I posted this story on a non-technical message board I frequently visit, as a service for some of the users there who might not have a clue on how easy it is to retrieve data from a supposedly-formatted drive. I decided to pass it along here as well. I think privacy is very important, and with the proliferation of electronic devices that store data, it's getting easier to retrieve information from others.
Here's a story of some dumb-ass kids who recorded themselves smoking weed on a digital camcorder, returned the camcorder to the store, forgot to erase their tapings (most likely due to said kids smoking weed previously) and the next person who bought the open-box camera from the story posted the videos all over the Internet for all the world to see:
Remember to delete your stuff from electronic equipment if you're returning it, selling it or giving it away. And even then, be wary of it.
I was once sold a USB flash drive from a friend, and although my buddy deleted the contents, I was able to see what he had their previously before with a freely-available program off the Internet (don't remember exactly which one right now), out of curiosity. Dude had some... let's say 'interesting' pics of his then-girlfriend.
His way of deleting the contents was to simply do a quick format on the drive from his Windows machine before giving it to me. To avoid all the technical details, for those who don't know, what this does is simply destroy the FAT table and/or boot sector, which is a sort of 'table of contents' for the drive, thus nothing appears when you try to access the drive. But the data is still in the drive's sectors, and unless you rewrite those sectors (either by copying something new in the flash drive or using some software, which I'll get to in a minute), they're easily accessible.

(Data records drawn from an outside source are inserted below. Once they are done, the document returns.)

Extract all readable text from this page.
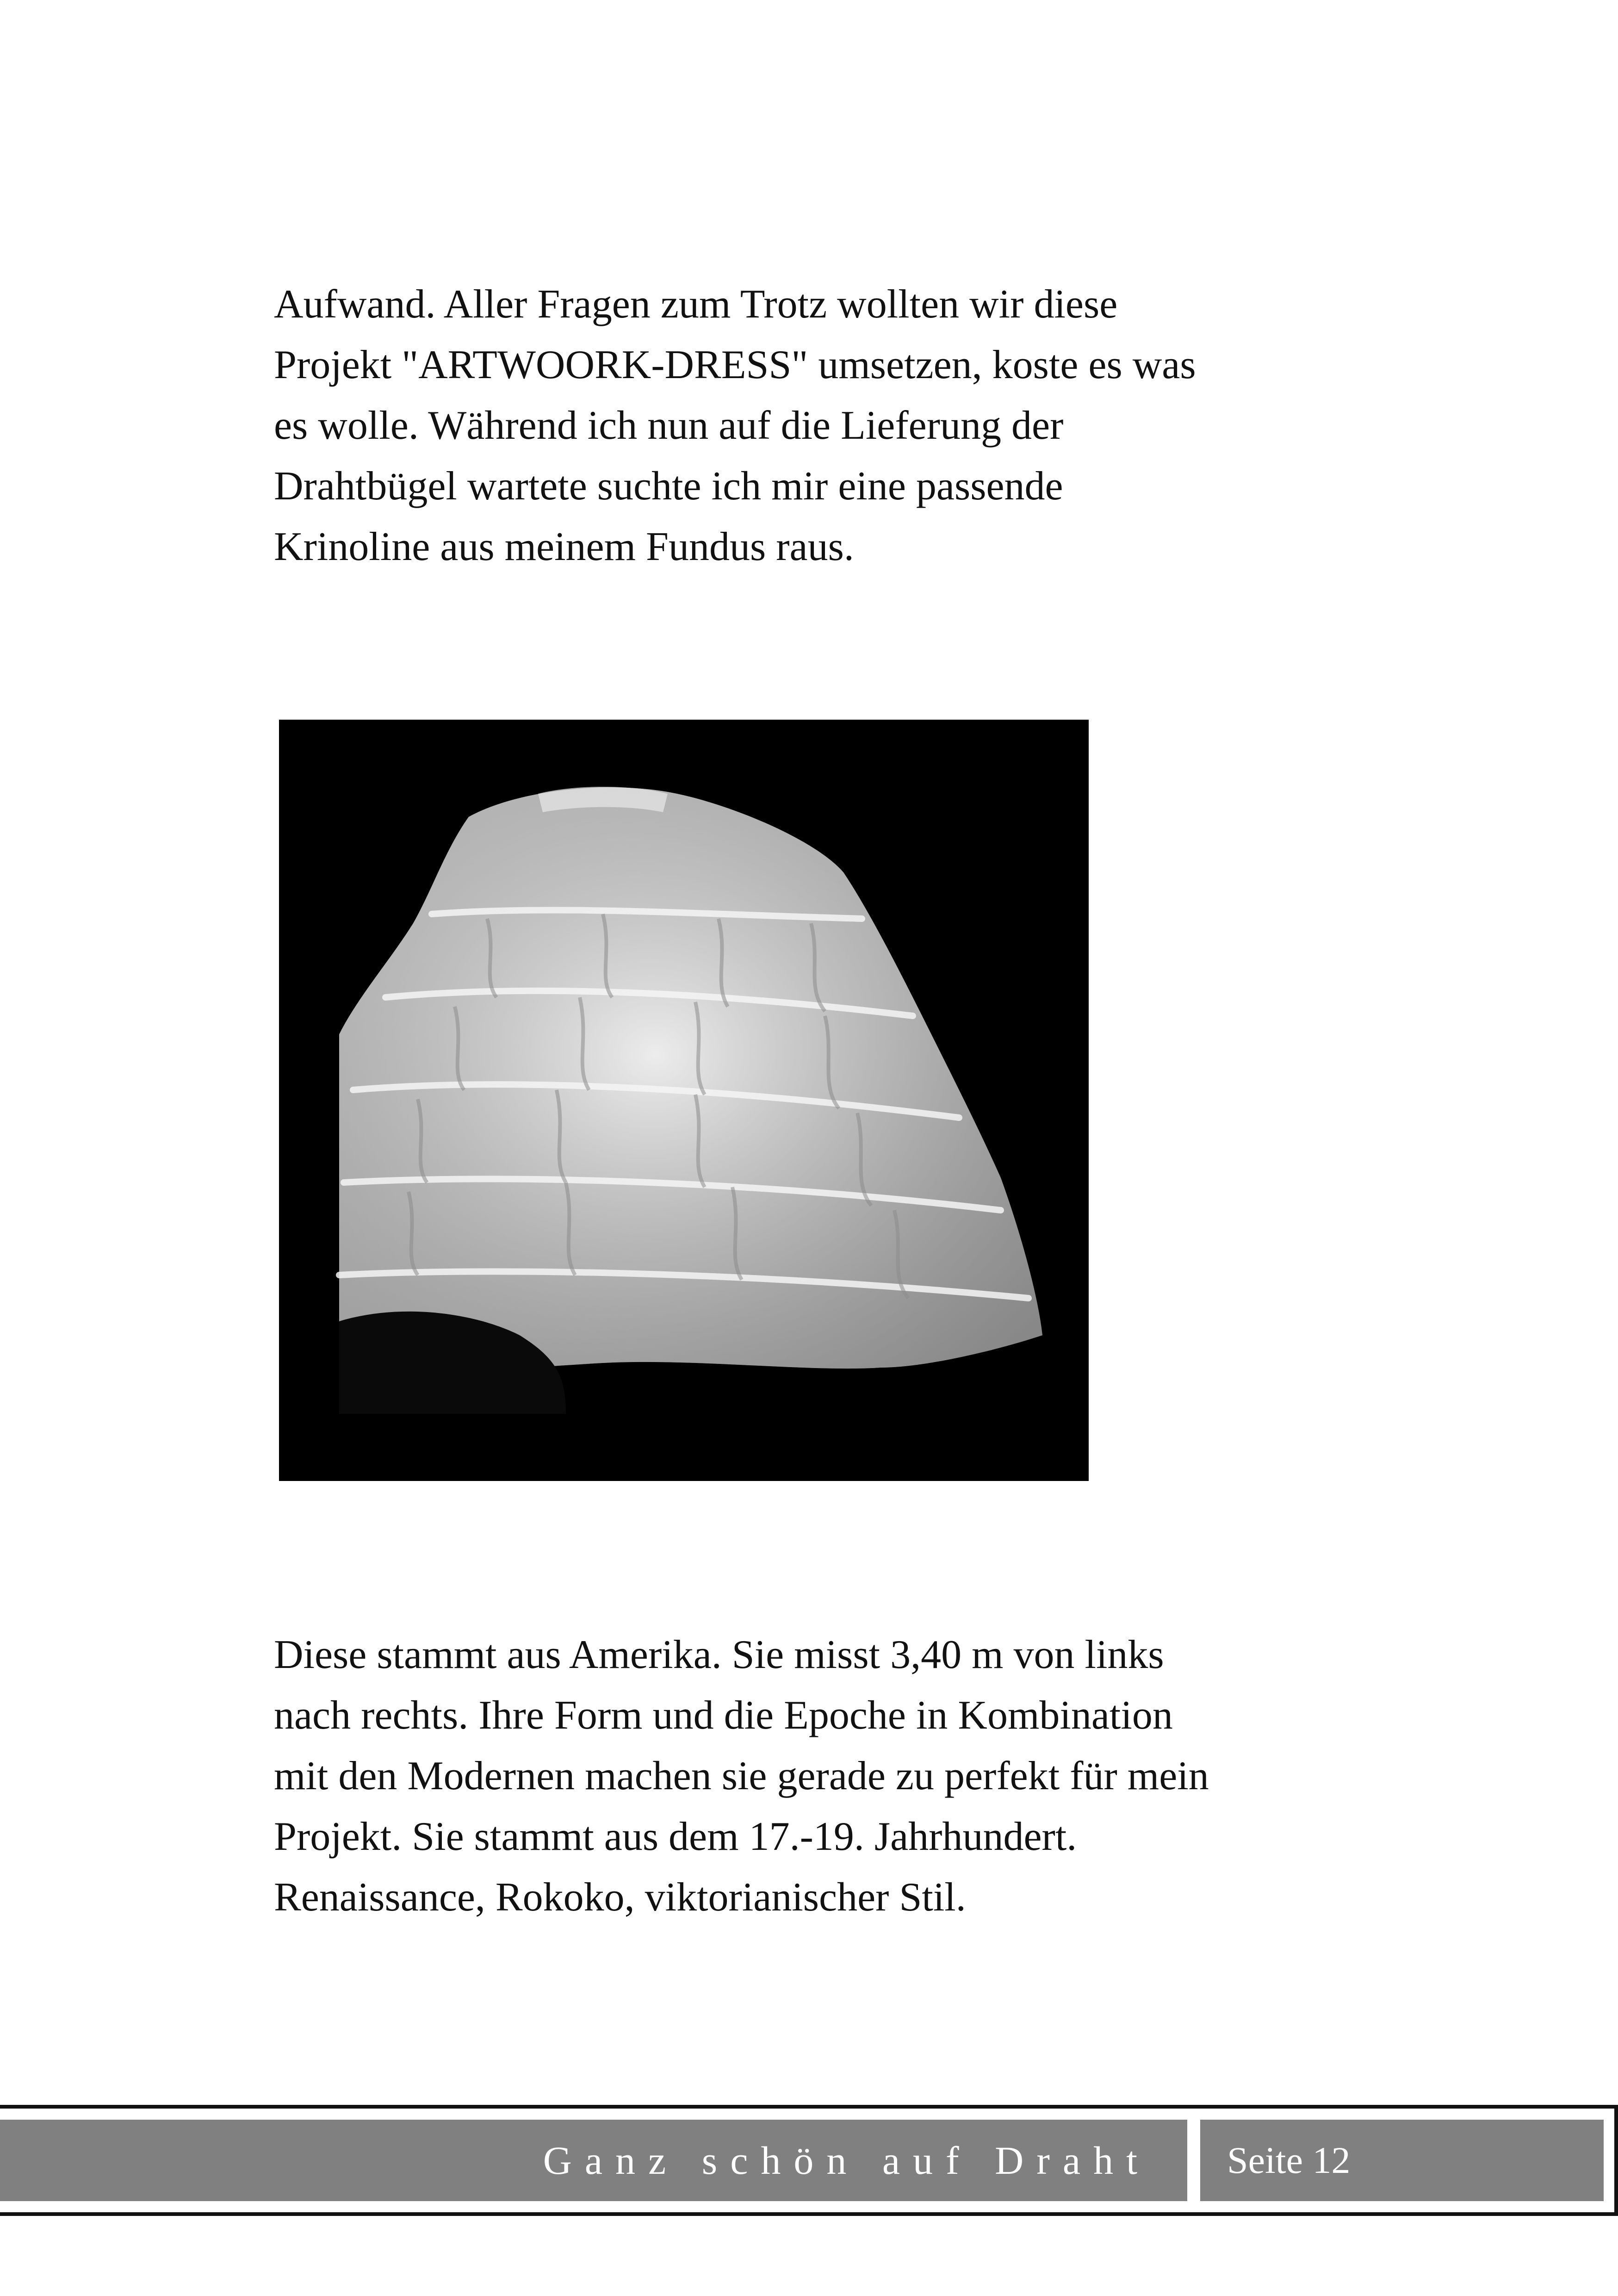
Aufwand. Aller Fragen zum Trotz wollten wir diese
Projekt "ARTWOORK-DRESS" umsetzen, koste es was
es wolle. Während ich nun auf die Lieferung der
Drahtbügel wartete suchte ich mir eine passende
Krinoline aus meinem Fundus raus.

Diese stammt aus Amerika. Sie misst 3,40 m von links
nach rechts. Ihre Form und die Epoche in Kombination
mit den Modernen machen sie gerade zu perfekt für mein
Projekt. Sie stammt aus dem 17.-19. Jahrhundert.
Renaissance, Rokoko, viktorianischer Stil.

Ganz schön auf Draht Seite 12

The program I've used for a while with Windows is called Eraser (I carry a portable version of this program on my USB drive, called Eraser Portable), which makes sure your data is clear from your portable device (like flash drives, SD cards for digital cameras, even iPods). In short, what this does is over-write the sectors on the drive multiple times with 'garbage', so it'll be virtually impossible to get that information from freely-available tools. I'm guessing the government has more advanced tools, so for the overtly paranoid, you'd be better off just smashing the drive to pieces and dipping them in a vat of acid.
Just wanted to pass this info along so you people can keep your privacy, and know how easy it is to grab a hold of your data.